Qui sait si nous connaîtrons les résultats de l’élection présidentielle américaine au soir du 3 novembre. Tout est possible. Pour être réélu, Donald Trump devra gagner dans les États charnières de Floride et de Pennsylvanie.

Dans la mesure où une disposition locale permet de compter en avance les votes par correspondance, la Floride pourrait annoncer son vainqueur dès le soir des élections. Autrement dit, et sauf contestation, une défaite mettrait fin aux espoirs des partisans du milliardaire. En revanche, une victoire dans le « Sunshine State » porterait les regards vers la Pennsylvanie où le républicain accuse, selon plusieurs sondages, un retard sur Joe Biden au-delà de la marge d’erreur. La question est désormais de savoir si les candidats accepteront le verdict des urnes sans contestation, ce qui serait surprenant notamment de la part de Trump.

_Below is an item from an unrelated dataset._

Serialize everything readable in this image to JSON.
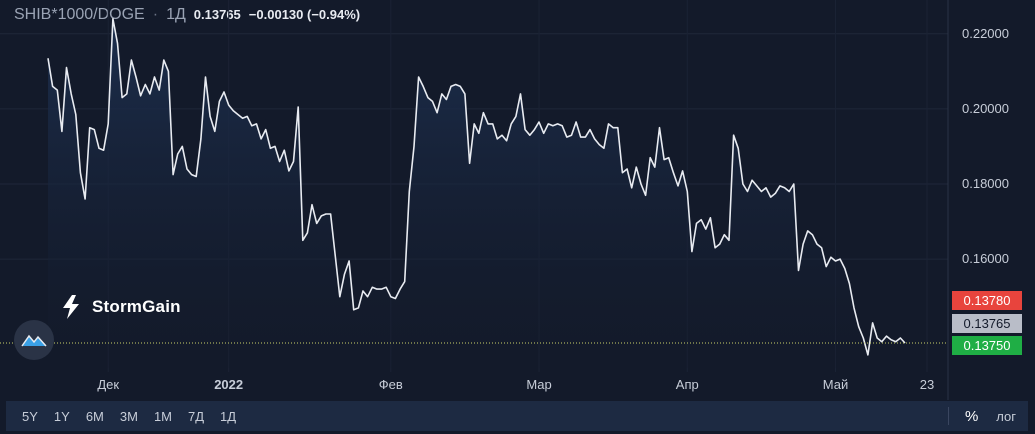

La pandémie de la Covid-19 ne donne pas de signaux de faiblesse ; l’Europe est durement frappée et des mesures de reconfinement sont décrétées, faisant craindre une redite du premier semestre. Même si les États font tout pour réduire au maximum l’impact de la crise sanitaire sur l’activité, l’arrivée de cette « 2ème vague » vient à un moment où les investisseurs sont à cran. Le risque est grand de voir l’économie rebasculer en récession rapidement, effaçant une grande partie des gains du 3ème trimestre (+12,7% en rythme trimestriel pour le PIB de la zone Euro). La volatilité a bondi (+10,5 point à 38%) sur la semaine, traduisant une anxiété croissante sur les marchés. Ce n’est donc pas une surprise si les indices ont clôturé dans le rouge, malgré la publication de comptes nationaux au-delà des attentes au 3ème trimestre.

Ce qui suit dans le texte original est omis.